Neste momento um raio cai entre eles, atingindo a lápide. Uma mão sai do solo e uma voz bradou:

- Essa história foi boa, mas tenho uma melhor!! BWHAHAHAHA!!!!!!

- Quem que tá falanu??

A adrenalina começou a pulsar nos dois amigos. Disputava o controle do corpo deles com o álcool. Enquanto discutiam, o medo ficou tomando conta dos dois.
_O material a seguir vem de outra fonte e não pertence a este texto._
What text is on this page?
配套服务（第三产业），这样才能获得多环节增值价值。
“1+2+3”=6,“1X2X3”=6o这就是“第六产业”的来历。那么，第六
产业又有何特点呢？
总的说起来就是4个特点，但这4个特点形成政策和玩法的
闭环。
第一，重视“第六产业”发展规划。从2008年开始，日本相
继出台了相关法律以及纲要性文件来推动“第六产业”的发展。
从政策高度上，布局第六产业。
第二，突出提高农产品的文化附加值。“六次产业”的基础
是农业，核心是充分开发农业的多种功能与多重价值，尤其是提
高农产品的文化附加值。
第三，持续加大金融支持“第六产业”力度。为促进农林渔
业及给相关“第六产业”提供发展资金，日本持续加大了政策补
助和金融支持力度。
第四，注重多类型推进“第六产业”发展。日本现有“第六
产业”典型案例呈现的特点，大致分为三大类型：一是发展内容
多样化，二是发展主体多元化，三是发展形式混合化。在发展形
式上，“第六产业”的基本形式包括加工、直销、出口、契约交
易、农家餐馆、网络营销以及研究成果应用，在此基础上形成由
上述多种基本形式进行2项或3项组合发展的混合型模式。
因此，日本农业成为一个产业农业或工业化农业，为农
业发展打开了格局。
Então ele surgiu. Um ébrio cheiro de limão invadiu o ar, enquanto os dois tremiam diante a sua presença. Era simplesmente o pesadelo de todo autista, aquele cujo nome faz tremer muitos. Você-Sabe-Quem.

- C-CORRE ZÉ!!!

- Não adianta escapar! Vocês vão escutar minha história!!

-NÃÃÃOOO!!!!

O primeiro deles (o que mandou recado para o diabo) foi uma vítima fácil. Não conseguiu escapar a tempo de beber o líquido maldito que estava em uma garrafa empunhada pelo Mentiroso e caiu morto no chão. O segundo correu o máximo que podia, mas não pôde evitar escutar a história de Você-Sabe-Quem. Foi uma mentira tão grande que fritou o cérebro do pobre rapaz (não citaremos a mentira por motivos óbvios). Você-Sabe-Quem ficou triste por ter que beber sozinho, mas fez uma promessa a si próprio:

- BWHAHAHAHA!!! Já era tempo de retornar!! Que os autistas tremam, pois serei amigo de TODOS!!! BWAHAHAHAHA!!!!!!!

E assim saiu rumo a um destino desconhecido. Um destino que com certeza influenciaria na vida de todos os autistas. A ameaça estava pairando mais uma vez sobre a Terra Alta. Quem poderia proteger os pobres autistas? Aguardem o próximo capítulo.